Beyoncé, Shatta Wale, Major Lazer – ALREADY (Official Video) from #BlackIsKing via @lisafordblog
I haven’t posted Beyonce’ in a while on this website, but damn the Queen killed it with her new film, Black Is King, playing on Disney+. The art, the colors, the costumes, the storyline, the African musicians, the dancer, everything is so perfect. The mixture of Hip Hop and African music was a gamechanger for me. And this video features the multi-talented Nigeran artist, Shatta Wale…an excellent collaboration choice.

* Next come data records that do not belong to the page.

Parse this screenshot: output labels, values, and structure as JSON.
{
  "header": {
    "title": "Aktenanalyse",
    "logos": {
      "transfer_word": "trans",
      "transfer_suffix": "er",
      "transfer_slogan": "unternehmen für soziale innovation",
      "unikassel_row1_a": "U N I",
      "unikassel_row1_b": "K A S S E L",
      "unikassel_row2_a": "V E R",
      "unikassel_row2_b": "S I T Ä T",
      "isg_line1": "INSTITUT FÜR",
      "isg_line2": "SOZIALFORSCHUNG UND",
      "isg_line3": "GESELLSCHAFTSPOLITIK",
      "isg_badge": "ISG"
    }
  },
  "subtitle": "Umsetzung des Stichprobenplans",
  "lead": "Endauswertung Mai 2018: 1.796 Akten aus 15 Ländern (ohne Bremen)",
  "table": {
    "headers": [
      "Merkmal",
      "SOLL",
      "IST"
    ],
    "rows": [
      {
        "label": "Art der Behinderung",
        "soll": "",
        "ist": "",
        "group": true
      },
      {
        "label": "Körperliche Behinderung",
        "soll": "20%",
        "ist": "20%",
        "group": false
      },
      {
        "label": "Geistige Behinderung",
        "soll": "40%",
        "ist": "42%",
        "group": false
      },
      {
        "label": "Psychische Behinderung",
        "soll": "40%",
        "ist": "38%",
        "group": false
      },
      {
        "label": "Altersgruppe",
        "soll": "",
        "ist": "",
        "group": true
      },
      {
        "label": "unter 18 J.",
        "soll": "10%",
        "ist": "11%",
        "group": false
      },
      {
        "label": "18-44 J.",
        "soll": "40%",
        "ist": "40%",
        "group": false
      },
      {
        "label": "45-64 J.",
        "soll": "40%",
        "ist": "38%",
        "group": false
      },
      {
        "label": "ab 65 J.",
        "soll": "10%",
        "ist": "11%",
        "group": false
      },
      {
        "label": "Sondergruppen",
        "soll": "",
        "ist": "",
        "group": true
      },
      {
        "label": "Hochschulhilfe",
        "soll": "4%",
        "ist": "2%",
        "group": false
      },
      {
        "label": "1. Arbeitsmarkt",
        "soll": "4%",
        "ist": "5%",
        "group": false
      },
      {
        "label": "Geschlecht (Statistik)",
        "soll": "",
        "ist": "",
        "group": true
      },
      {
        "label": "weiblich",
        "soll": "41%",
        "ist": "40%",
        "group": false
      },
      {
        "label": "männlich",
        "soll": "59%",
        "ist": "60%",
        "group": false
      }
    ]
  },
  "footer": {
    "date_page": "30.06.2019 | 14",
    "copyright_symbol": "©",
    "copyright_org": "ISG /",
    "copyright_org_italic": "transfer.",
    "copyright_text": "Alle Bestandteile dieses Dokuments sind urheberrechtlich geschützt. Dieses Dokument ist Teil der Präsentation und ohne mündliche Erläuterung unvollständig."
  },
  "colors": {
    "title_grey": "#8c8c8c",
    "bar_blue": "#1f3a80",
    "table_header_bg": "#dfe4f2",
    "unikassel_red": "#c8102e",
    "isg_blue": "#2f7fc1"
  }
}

It’s just pure art. Every single scene, shot, moves is perfectly executed and has a big meaning. Beyonce’ took a crazy amount of time to perfect this and you can clearly see it. I love love love love it. Vulture writes,
Black Is King blurs the lines between film, music video, photography, poetry, and nature documentary in its exploration of the themes of The Gift, elevating what, last year, looked like a promotional tie-in selling Bey’s appearance as Nala in Disney’s odd photorealistic Lion King remake into a stand-alone experience of its own, whose plot points, insofar as they can be understood as such, dovetail sparingly with the most dramatic turns in Simba’s hero’s journey but otherwise seem refreshingly uninterested in telling that story again. Here, there is also a king in exile seeking a restoration to greatness. But this time, the king is you, the viewer — and/or the Black diaspora spread out over the globe and poignantly lacking, as the film suggests overtly and covertly, a close connection to the millennia of African history from which we are descended. Black Is King is a full immersion in that beauty, guided by African artists, actors, and dancers, honoring African fashion, music, and spirituality. We’ve seen this move play out before, particularly in the ’80s and ’90s, when the American entertainment industry took great interest in South African apartheid and responded with films like Cry Freedom and The Power of One and albums like Artists United Against Apartheid’s Sun City and Paul Simon’s Graceland. But those were Anglo-American works often lacking an authoritative African or even nonwhite voice. Black Is King, like Homecoming, seems uninterested in the white gaze.